People living with a disability

People living with a disability or pre-existing health conditions are more susceptible to environment hazards.

People in poor health more vulnerable to environmental hazards

People with chronic health conditions may be more susceptible to environmental hazards. They may be at increased risk from:

  • infectious diseases, due to weak body defences
  • effects of air pollution (particularly among people with chronic lung diseases, asthma, and cardiovascular disease), as their lungs are already working hard to cope at ‘normal’ levels of air pollution
  • skin cancer (among people with low immunity, like people who have had an organ transplant or HIV infection).

Health conditions that may increase people’s susceptibility to environmental hazards include [1]:

  • cardiovascular disease, such as ischaemic heart disease and stroke
  • respiratory disease, such as COPD (chronic obstructive pulmonary disease)
  • asthma
  • diabetes
  • immune-deficiency, like organ transplant or HIV infection
  • disability.

Number of people with chronic health conditions

It is difficult to estimate how many people in New Zealand have any type of chronic health condition.  However, results from the New Zealand Health Survey show that in 2012/13 [2]:

  • 5 percent of adults had been diagnosed with ischaemic heart disease (176,000 adults)
  • 11 percent of adults took medication for asthma (392,000 adults)
  • 6 percent of adults had been diagnosed with diabetes (205,000 adults)
  • 31 percent of adults are obese (1.1 million adults).

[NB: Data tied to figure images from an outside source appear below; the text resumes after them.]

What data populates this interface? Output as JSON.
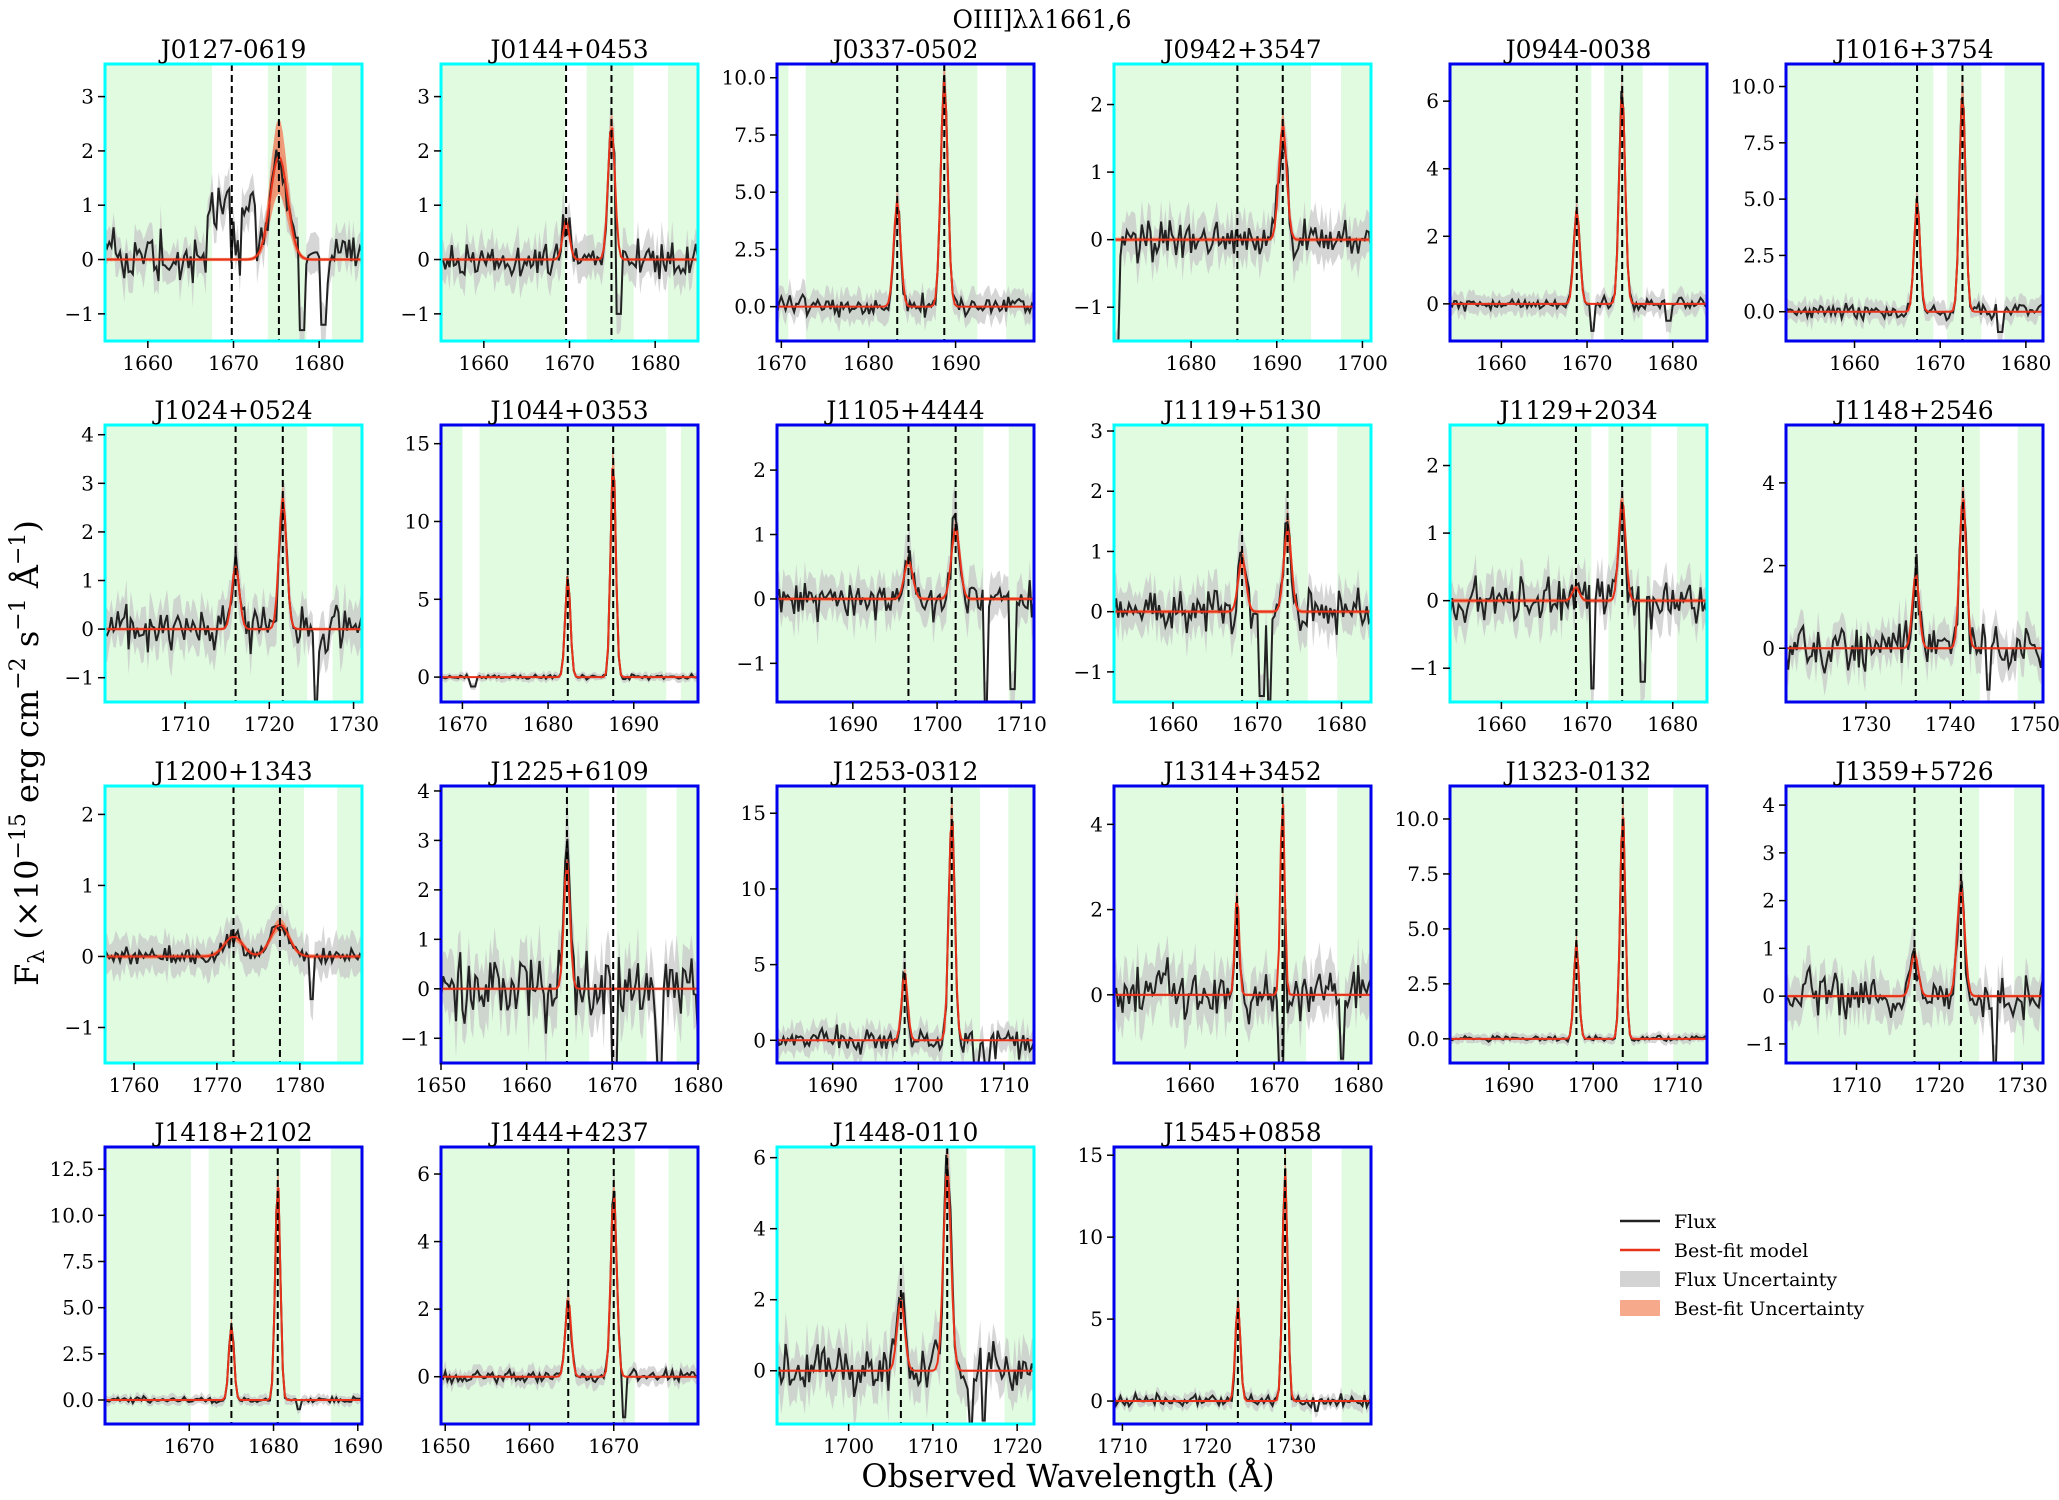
{
  "figure": {
    "title": "OIII]λλ1661,6",
    "xlabel": "Observed Wavelength (Å)",
    "ylabel": "F_λ (×10^-15 erg cm^-2 s^-1 Å^-1)",
    "ylabel_parts": {
      "main": "F",
      "sub": "λ",
      "open": " (×10",
      "exp1": "−15",
      "erg": " erg cm",
      "exp2": "−2",
      "s": " s",
      "exp3": "−1",
      "ang": " Å",
      "exp4": "−1",
      "close": ")"
    }
  },
  "legend": {
    "placement": "lower-right",
    "items": [
      {
        "label": "Flux",
        "kind": "line",
        "color": "#222222"
      },
      {
        "label": "Best-fit model",
        "kind": "line",
        "color": "#e8321a"
      },
      {
        "label": "Flux Uncertainty",
        "kind": "patch",
        "color": "#d3d3d3"
      },
      {
        "label": "Best-fit Uncertainty",
        "kind": "patch",
        "color": "#f7a98c"
      }
    ]
  },
  "colors": {
    "flux": "#222222",
    "model": "#e8321a",
    "flux_uncertainty": "#c8c8c8",
    "fit_uncertainty": "#f4845f",
    "fit_region": "#e0fbe0",
    "frame_cyan": "#00ffff",
    "frame_blue": "#0000ee",
    "line_marker": "#000000"
  },
  "chart_data": [
    {
      "type": "line",
      "title": "J0127-0619",
      "frame": "cyan",
      "xlim": [
        1655,
        1685
      ],
      "ylim": [
        -1.5,
        3.6
      ],
      "xticks": [
        1660,
        1670,
        1680
      ],
      "yticks": [
        -1,
        0,
        1,
        2,
        3
      ],
      "lines": [
        1669.8,
        1675.3
      ],
      "amps": [
        0.0,
        1.9
      ],
      "sigma": 1.0,
      "fitu": 0.35,
      "green": [
        [
          1655,
          1667.5
        ],
        [
          1674,
          1678.5
        ],
        [
          1681.5,
          1685
        ]
      ],
      "noise": 0.45,
      "unc": 0.35,
      "seed": 3,
      "pre": [
        [
          1667,
          1669.5,
          0.9
        ],
        [
          1671,
          1672.5,
          0.9
        ]
      ],
      "dips": [
        [
          1678,
          -1.3
        ],
        [
          1680.5,
          -1.2
        ]
      ]
    },
    {
      "type": "line",
      "title": "J0144+0453",
      "frame": "cyan",
      "xlim": [
        1655,
        1685
      ],
      "ylim": [
        -1.5,
        3.6
      ],
      "xticks": [
        1660,
        1670,
        1680
      ],
      "yticks": [
        -1,
        0,
        1,
        2,
        3
      ],
      "lines": [
        1669.6,
        1674.9
      ],
      "amps": [
        0.7,
        2.5
      ],
      "sigma": 0.4,
      "fitu": 0.1,
      "green": [
        [
          1655,
          1669.5
        ],
        [
          1672,
          1677.5
        ],
        [
          1681.5,
          1685
        ]
      ],
      "noise": 0.35,
      "unc": 0.35,
      "seed": 7,
      "dips": [
        [
          1675.8,
          -1.0
        ]
      ]
    },
    {
      "type": "line",
      "title": "J0337-0502",
      "frame": "blue",
      "xlim": [
        1669.5,
        1699
      ],
      "ylim": [
        -1.5,
        10.6
      ],
      "xticks": [
        1670,
        1680,
        1690
      ],
      "yticks": [
        0.0,
        2.5,
        5.0,
        7.5,
        10.0
      ],
      "ytick_format": "0.0",
      "lines": [
        1683.3,
        1688.7
      ],
      "amps": [
        4.6,
        9.9
      ],
      "sigma": 0.4,
      "fitu": 0.1,
      "green": [
        [
          1669.5,
          1670.8
        ],
        [
          1672.8,
          1692.5
        ],
        [
          1695.8,
          1699
        ]
      ],
      "noise": 0.45,
      "unc": 0.6,
      "seed": 11,
      "dips": []
    },
    {
      "type": "line",
      "title": "J0942+3547",
      "frame": "cyan",
      "xlim": [
        1671,
        1701
      ],
      "ylim": [
        -1.5,
        2.6
      ],
      "xticks": [
        1680,
        1690,
        1700
      ],
      "yticks": [
        -1,
        0,
        1,
        2
      ],
      "lines": [
        1685.4,
        1690.7
      ],
      "amps": [
        0.0,
        1.7
      ],
      "sigma": 0.45,
      "fitu": 0.12,
      "green": [
        [
          1671,
          1694
        ],
        [
          1697.5,
          1701
        ]
      ],
      "noise": 0.3,
      "unc": 0.3,
      "seed": 13,
      "dips": [
        [
          1671.3,
          -1.6
        ]
      ]
    },
    {
      "type": "line",
      "title": "J0944-0038",
      "frame": "blue",
      "xlim": [
        1654,
        1684
      ],
      "ylim": [
        -1.1,
        7.1
      ],
      "xticks": [
        1660,
        1670,
        1680
      ],
      "yticks": [
        0,
        2,
        4,
        6
      ],
      "lines": [
        1668.8,
        1674.1
      ],
      "amps": [
        2.8,
        6.3
      ],
      "sigma": 0.35,
      "fitu": 0.08,
      "green": [
        [
          1654,
          1670.5
        ],
        [
          1672,
          1676.5
        ],
        [
          1679.5,
          1684
        ]
      ],
      "noise": 0.18,
      "unc": 0.3,
      "seed": 17,
      "dips": [
        [
          1670.6,
          -0.8
        ],
        [
          1679.5,
          -0.5
        ]
      ]
    },
    {
      "type": "line",
      "title": "J1016+3754",
      "frame": "blue",
      "xlim": [
        1652,
        1682
      ],
      "ylim": [
        -1.3,
        11.0
      ],
      "xticks": [
        1660,
        1670,
        1680
      ],
      "yticks": [
        0.0,
        2.5,
        5.0,
        7.5,
        10.0
      ],
      "ytick_format": "0.0",
      "lines": [
        1667.3,
        1672.6
      ],
      "amps": [
        4.9,
        9.8
      ],
      "sigma": 0.35,
      "fitu": 0.1,
      "green": [
        [
          1652,
          1669.2
        ],
        [
          1670.8,
          1674.8
        ],
        [
          1677.5,
          1682
        ]
      ],
      "noise": 0.35,
      "unc": 0.45,
      "seed": 19,
      "dips": [
        [
          1677,
          -0.9
        ]
      ]
    },
    {
      "type": "line",
      "title": "J1024+0524",
      "frame": "cyan",
      "xlim": [
        1700.5,
        1731
      ],
      "ylim": [
        -1.5,
        4.2
      ],
      "xticks": [
        1710,
        1720,
        1730
      ],
      "yticks": [
        -1,
        0,
        1,
        2,
        3,
        4
      ],
      "lines": [
        1716.0,
        1721.6
      ],
      "amps": [
        1.3,
        2.7
      ],
      "sigma": 0.45,
      "fitu": 0.1,
      "green": [
        [
          1700.5,
          1724.5
        ],
        [
          1727.5,
          1731
        ]
      ],
      "noise": 0.45,
      "unc": 0.45,
      "seed": 23,
      "dips": [
        [
          1725.6,
          -1.5
        ]
      ]
    },
    {
      "type": "line",
      "title": "J1044+0353",
      "frame": "blue",
      "xlim": [
        1667.5,
        1697.5
      ],
      "ylim": [
        -1.6,
        16.2
      ],
      "xticks": [
        1670,
        1680,
        1690
      ],
      "yticks": [
        0,
        5,
        10,
        15
      ],
      "lines": [
        1682.3,
        1687.6
      ],
      "amps": [
        6.5,
        14.2
      ],
      "sigma": 0.3,
      "fitu": 0.1,
      "green": [
        [
          1667.5,
          1670
        ],
        [
          1672,
          1693.8
        ],
        [
          1695.5,
          1697.5
        ]
      ],
      "noise": 0.15,
      "unc": 0.25,
      "seed": 29,
      "dips": [
        [
          1671.2,
          -0.6
        ]
      ]
    },
    {
      "type": "line",
      "title": "J1105+4444",
      "frame": "blue",
      "xlim": [
        1681,
        1711.5
      ],
      "ylim": [
        -1.6,
        2.7
      ],
      "xticks": [
        1690,
        1700,
        1710
      ],
      "yticks": [
        -1,
        0,
        1,
        2
      ],
      "lines": [
        1696.6,
        1702.2
      ],
      "amps": [
        0.6,
        1.1
      ],
      "sigma": 0.5,
      "fitu": 0.1,
      "green": [
        [
          1681,
          1705.5
        ],
        [
          1708.5,
          1711.5
        ]
      ],
      "noise": 0.3,
      "unc": 0.3,
      "seed": 31,
      "dips": [
        [
          1705.8,
          -1.6
        ],
        [
          1709,
          -1.4
        ]
      ]
    },
    {
      "type": "line",
      "title": "J1119+5130",
      "frame": "cyan",
      "xlim": [
        1653,
        1683.5
      ],
      "ylim": [
        -1.5,
        3.1
      ],
      "xticks": [
        1660,
        1670,
        1680
      ],
      "yticks": [
        -1,
        0,
        1,
        2,
        3
      ],
      "lines": [
        1668.2,
        1673.6
      ],
      "amps": [
        0.9,
        1.4
      ],
      "sigma": 0.45,
      "fitu": 0.2,
      "green": [
        [
          1653,
          1676
        ],
        [
          1679.5,
          1683.5
        ]
      ],
      "noise": 0.35,
      "unc": 0.35,
      "seed": 37,
      "dips": [
        [
          1670.5,
          -1.4
        ],
        [
          1671.5,
          -1.5
        ]
      ]
    },
    {
      "type": "line",
      "title": "J1129+2034",
      "frame": "cyan",
      "xlim": [
        1654,
        1684
      ],
      "ylim": [
        -1.5,
        2.6
      ],
      "xticks": [
        1660,
        1670,
        1680
      ],
      "yticks": [
        -1,
        0,
        1,
        2
      ],
      "lines": [
        1668.7,
        1674.1
      ],
      "amps": [
        0.2,
        1.5
      ],
      "sigma": 0.4,
      "fitu": 0.08,
      "green": [
        [
          1654,
          1670.5
        ],
        [
          1672.5,
          1677.5
        ],
        [
          1680.5,
          1684
        ]
      ],
      "noise": 0.3,
      "unc": 0.3,
      "seed": 41,
      "dips": [
        [
          1670.6,
          -1.3
        ],
        [
          1676.5,
          -1.2
        ]
      ]
    },
    {
      "type": "line",
      "title": "J1148+2546",
      "frame": "blue",
      "xlim": [
        1720.5,
        1751
      ],
      "ylim": [
        -1.3,
        5.4
      ],
      "xticks": [
        1730,
        1740,
        1750
      ],
      "yticks": [
        0,
        2,
        4
      ],
      "lines": [
        1735.9,
        1741.5
      ],
      "amps": [
        1.8,
        3.7
      ],
      "sigma": 0.4,
      "fitu": 0.1,
      "green": [
        [
          1720.5,
          1743.5
        ],
        [
          1748,
          1751
        ]
      ],
      "noise": 0.5,
      "unc": 0.45,
      "seed": 43,
      "dips": [
        [
          1744.5,
          -1.0
        ]
      ]
    },
    {
      "type": "line",
      "title": "J1200+1343",
      "frame": "cyan",
      "xlim": [
        1756.5,
        1787.5
      ],
      "ylim": [
        -1.5,
        2.4
      ],
      "xticks": [
        1760,
        1770,
        1780
      ],
      "yticks": [
        -1,
        0,
        1,
        2
      ],
      "lines": [
        1772.0,
        1777.6
      ],
      "amps": [
        0.28,
        0.45
      ],
      "sigma": 1.1,
      "fitu": 0.12,
      "green": [
        [
          1756.5,
          1780.5
        ],
        [
          1784.5,
          1787.5
        ]
      ],
      "noise": 0.12,
      "unc": 0.25,
      "seed": 47,
      "dips": [
        [
          1781.5,
          -0.6
        ]
      ]
    },
    {
      "type": "line",
      "title": "J1225+6109",
      "frame": "blue",
      "xlim": [
        1650,
        1680
      ],
      "ylim": [
        -1.5,
        4.1
      ],
      "xticks": [
        1650,
        1660,
        1670,
        1680
      ],
      "yticks": [
        -1,
        0,
        1,
        2,
        3,
        4
      ],
      "lines": [
        1664.7,
        1670.1
      ],
      "amps": [
        2.6,
        0.0
      ],
      "sigma": 0.35,
      "fitu": 0.1,
      "green": [
        [
          1650,
          1667.3
        ],
        [
          1670.5,
          1674
        ],
        [
          1677.5,
          1680
        ]
      ],
      "noise": 0.65,
      "unc": 0.6,
      "seed": 53,
      "dips": [
        [
          1670.2,
          -1.7
        ],
        [
          1675.5,
          -1.5
        ]
      ]
    },
    {
      "type": "line",
      "title": "J1253-0312",
      "frame": "blue",
      "xlim": [
        1683.5,
        1713.5
      ],
      "ylim": [
        -1.5,
        16.8
      ],
      "xticks": [
        1690,
        1700,
        1710
      ],
      "yticks": [
        0,
        5,
        10,
        15
      ],
      "lines": [
        1698.4,
        1703.9
      ],
      "amps": [
        4.4,
        15.0
      ],
      "sigma": 0.35,
      "fitu": 0.12,
      "green": [
        [
          1683.5,
          1707.2
        ],
        [
          1710.5,
          1713.5
        ]
      ],
      "noise": 0.8,
      "unc": 0.9,
      "seed": 59,
      "dips": [
        [
          1706.8,
          -1.6
        ],
        [
          1708,
          -1.5
        ]
      ]
    },
    {
      "type": "line",
      "title": "J1314+3452",
      "frame": "blue",
      "xlim": [
        1651,
        1681.5
      ],
      "ylim": [
        -1.6,
        4.9
      ],
      "xticks": [
        1660,
        1670,
        1680
      ],
      "yticks": [
        0,
        2,
        4
      ],
      "lines": [
        1665.6,
        1671.0
      ],
      "amps": [
        2.4,
        4.7
      ],
      "sigma": 0.25,
      "fitu": 0.1,
      "green": [
        [
          1651,
          1673.8
        ],
        [
          1677.5,
          1681.5
        ]
      ],
      "noise": 0.6,
      "unc": 0.6,
      "seed": 61,
      "dips": [
        [
          1670.8,
          -1.6
        ],
        [
          1678,
          -1.5
        ]
      ]
    },
    {
      "type": "line",
      "title": "J1323-0132",
      "frame": "blue",
      "xlim": [
        1683,
        1713.5
      ],
      "ylim": [
        -1.1,
        11.5
      ],
      "xticks": [
        1690,
        1700,
        1710
      ],
      "yticks": [
        0.0,
        2.5,
        5.0,
        7.5,
        10.0
      ],
      "ytick_format": "0.0",
      "lines": [
        1698.0,
        1703.5
      ],
      "amps": [
        4.4,
        10.5
      ],
      "sigma": 0.3,
      "fitu": 0.1,
      "green": [
        [
          1683,
          1706.5
        ],
        [
          1709.5,
          1713.5
        ]
      ],
      "noise": 0.12,
      "unc": 0.2,
      "seed": 67,
      "dips": []
    },
    {
      "type": "line",
      "title": "J1359+5726",
      "frame": "blue",
      "xlim": [
        1701.5,
        1732.5
      ],
      "ylim": [
        -1.4,
        4.4
      ],
      "xticks": [
        1710,
        1720,
        1730
      ],
      "yticks": [
        -1,
        0,
        1,
        2,
        3,
        4
      ],
      "lines": [
        1717.0,
        1722.6
      ],
      "amps": [
        0.9,
        2.3
      ],
      "sigma": 0.45,
      "fitu": 0.12,
      "green": [
        [
          1701.5,
          1724.8
        ],
        [
          1729,
          1732.5
        ]
      ],
      "noise": 0.45,
      "unc": 0.45,
      "seed": 71,
      "dips": [
        [
          1726.7,
          -1.5
        ]
      ]
    },
    {
      "type": "line",
      "title": "J1418+2102",
      "frame": "blue",
      "xlim": [
        1660,
        1690.5
      ],
      "ylim": [
        -1.3,
        13.7
      ],
      "xticks": [
        1670,
        1680,
        1690
      ],
      "yticks": [
        0.0,
        2.5,
        5.0,
        7.5,
        10.0,
        12.5
      ],
      "ytick_format": "0.0",
      "lines": [
        1675.0,
        1680.5
      ],
      "amps": [
        4.1,
        12.0
      ],
      "sigma": 0.3,
      "fitu": 0.1,
      "green": [
        [
          1660,
          1670.2
        ],
        [
          1672.3,
          1683.2
        ],
        [
          1686.8,
          1690.5
        ]
      ],
      "noise": 0.15,
      "unc": 0.25,
      "seed": 73,
      "dips": [
        [
          1683,
          -0.5
        ]
      ]
    },
    {
      "type": "line",
      "title": "J1444+4237",
      "frame": "blue",
      "xlim": [
        1649.5,
        1680
      ],
      "ylim": [
        -1.4,
        6.8
      ],
      "xticks": [
        1650,
        1660,
        1670
      ],
      "yticks": [
        0,
        2,
        4,
        6
      ],
      "lines": [
        1664.6,
        1670.0
      ],
      "amps": [
        2.3,
        5.5
      ],
      "sigma": 0.35,
      "fitu": 0.1,
      "green": [
        [
          1649.5,
          1672.5
        ],
        [
          1676.5,
          1680
        ]
      ],
      "noise": 0.2,
      "unc": 0.25,
      "seed": 79,
      "dips": [
        [
          1671.3,
          -1.2
        ]
      ]
    },
    {
      "type": "line",
      "title": "J1448-0110",
      "frame": "cyan",
      "xlim": [
        1691.5,
        1722
      ],
      "ylim": [
        -1.5,
        6.3
      ],
      "xticks": [
        1700,
        1710,
        1720
      ],
      "yticks": [
        0,
        2,
        4,
        6
      ],
      "lines": [
        1706.2,
        1711.7
      ],
      "amps": [
        2.0,
        5.7
      ],
      "sigma": 0.45,
      "fitu": 0.12,
      "green": [
        [
          1691.5,
          1714
        ],
        [
          1718.5,
          1722
        ]
      ],
      "noise": 0.7,
      "unc": 0.7,
      "seed": 83,
      "dips": [
        [
          1714.5,
          -1.5
        ],
        [
          1716,
          -1.4
        ]
      ]
    },
    {
      "type": "line",
      "title": "J1545+0858",
      "frame": "blue",
      "xlim": [
        1709,
        1739.5
      ],
      "ylim": [
        -1.4,
        15.5
      ],
      "xticks": [
        1710,
        1720,
        1730
      ],
      "yticks": [
        0,
        5,
        10,
        15
      ],
      "lines": [
        1723.7,
        1729.3
      ],
      "amps": [
        6.1,
        14.2
      ],
      "sigma": 0.3,
      "fitu": 0.1,
      "green": [
        [
          1709,
          1732.5
        ],
        [
          1736,
          1739.5
        ]
      ],
      "noise": 0.4,
      "unc": 0.4,
      "seed": 89,
      "dips": [
        [
          1733,
          -0.6
        ]
      ]
    }
  ]
}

Disability may also increase people’s vulnerability to environmental hazards.  For example, disability may impair people’s ability to move out of dangerous areas.  The 2013 New Zealand Disability Survey showed that [3]:

  • 23 percent of the population (1.1 million people) were identified as disabled, and were limited in their daily activities by a range of impairments, and has increased from 20 percent since 2001
  • most people living with a disability (96%) remained in their own home, just four percent lived in residential care facilities
  • older people were most affected, with 59 percent of adults aged 65+ years identified as disabled
  • age-adjusted rates of disability were highest amongst Māori (32%) and Pacific People's (26%) when compared to the European (24%) and Asian (17%) populations
  • rates of disability were well above the national average in the Northland (29%) and Taranaki (30%) regions whilst Auckland had the lowest rate of disability at 19 percent.

The following population groups tend to have higher levels of chronic health conditions, which may increase their vulnerability to environmental hazards:

  • older adults
  • Māori
  • Pacific
  • people with low socioeconomic status.


1. DANIDA. 2000. Who Suffers? Identifying the Vulnerable Groups. Paper presented at the DANIDA Workshop Papers: Improving the Urban Environment and Reducing Poverty, Copenhagen, Denmark.

2. Ministry of Health. 2013. New Zealand Health Survey: Annual update of key findings 2012/13. Wellington: Ministry of Health. 

3. Statistics New Zealand. Disability Survey: 2013. Hot Off the Press. Wellington: Statistics New Zealand.